Many factors affect bond prices including the market interest rate, the remaining years to maturity, the amount of coupon payments and the frequency of the coupon payments. Bonds normally pay coupon interest semiannually. But assume a bond makes coupon payments annually, and if all else is held equal, such a change in the frequency of coupon payments may increase or decrease the bond price, depending on the relative market interest rate to the coupon rate.
General Bond Prices
Bond prices change in response to changing market interest rates. When the market interest rate that a bond’s investors require is higher than what the bond pays in coupon interest, the bond must sell at a discount to its face value to attract potential bond investors.
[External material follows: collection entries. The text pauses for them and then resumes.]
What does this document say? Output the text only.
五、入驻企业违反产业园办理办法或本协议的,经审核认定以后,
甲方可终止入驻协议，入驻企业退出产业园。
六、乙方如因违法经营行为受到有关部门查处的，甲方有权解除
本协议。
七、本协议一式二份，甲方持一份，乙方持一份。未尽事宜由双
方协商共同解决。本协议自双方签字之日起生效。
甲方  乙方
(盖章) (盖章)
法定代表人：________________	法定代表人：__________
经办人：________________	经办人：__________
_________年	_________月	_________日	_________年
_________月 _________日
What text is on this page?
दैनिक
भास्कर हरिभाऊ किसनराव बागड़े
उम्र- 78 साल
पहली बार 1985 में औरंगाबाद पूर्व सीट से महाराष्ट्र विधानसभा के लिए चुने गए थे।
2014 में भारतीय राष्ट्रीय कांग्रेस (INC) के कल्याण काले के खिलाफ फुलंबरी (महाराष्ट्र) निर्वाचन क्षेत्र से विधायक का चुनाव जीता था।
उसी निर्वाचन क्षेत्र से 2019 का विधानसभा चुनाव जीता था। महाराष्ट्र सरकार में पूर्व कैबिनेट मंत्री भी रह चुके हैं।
On the other hand, when the market interest rate that a bond’s investors accept is lower than what the bond pays in coupon interest, the bond may sell at a premium to its face value to compensate current bond holders. The relative level of a bond’s market interest rate and its coupon rate affects bond prices differently when comparing prices of bonds with different payment frequencies.
Payment frequency mainly affects interest compounding. The more frequent a bond pays its coupon payments, the higher the effective yield of the bond under the same annual coupon rate. If a bond pays coupon interest semiannually instead of annually, it will compound interest twice rather than once, increasing total bond returns at the end of a year. Part of the bond return is also a reflection of the price paid at purchase. Depending on market interest rates, bond prices can be lower or higher as a result of payment frequencies.
A bond with annual payments would have a higher price than a bond with semiannual payments when they both are selling at a discount. In other words, bond yield on the semiannual payment bond is higher than that on the annual payment bond. However, regardless of payment frequency, bond investors receive the same total amount of cash payments at maturity. Therefore, the semiannual bond with a higher bond yield can achieve the expected level of yield only through a lower purchase price.
A bond with semiannual payments would have a higher price than a bond with annual payments when they both are selling at a premium. Bonds can sell at a premium only when their market interest rates are lower than the coupon rate. In general, bonds with semiannual payments are more sensitive to changes in market interest rates. For the same amount of decline in market interest rates, bonds with semiannual payments tend to see more price increases.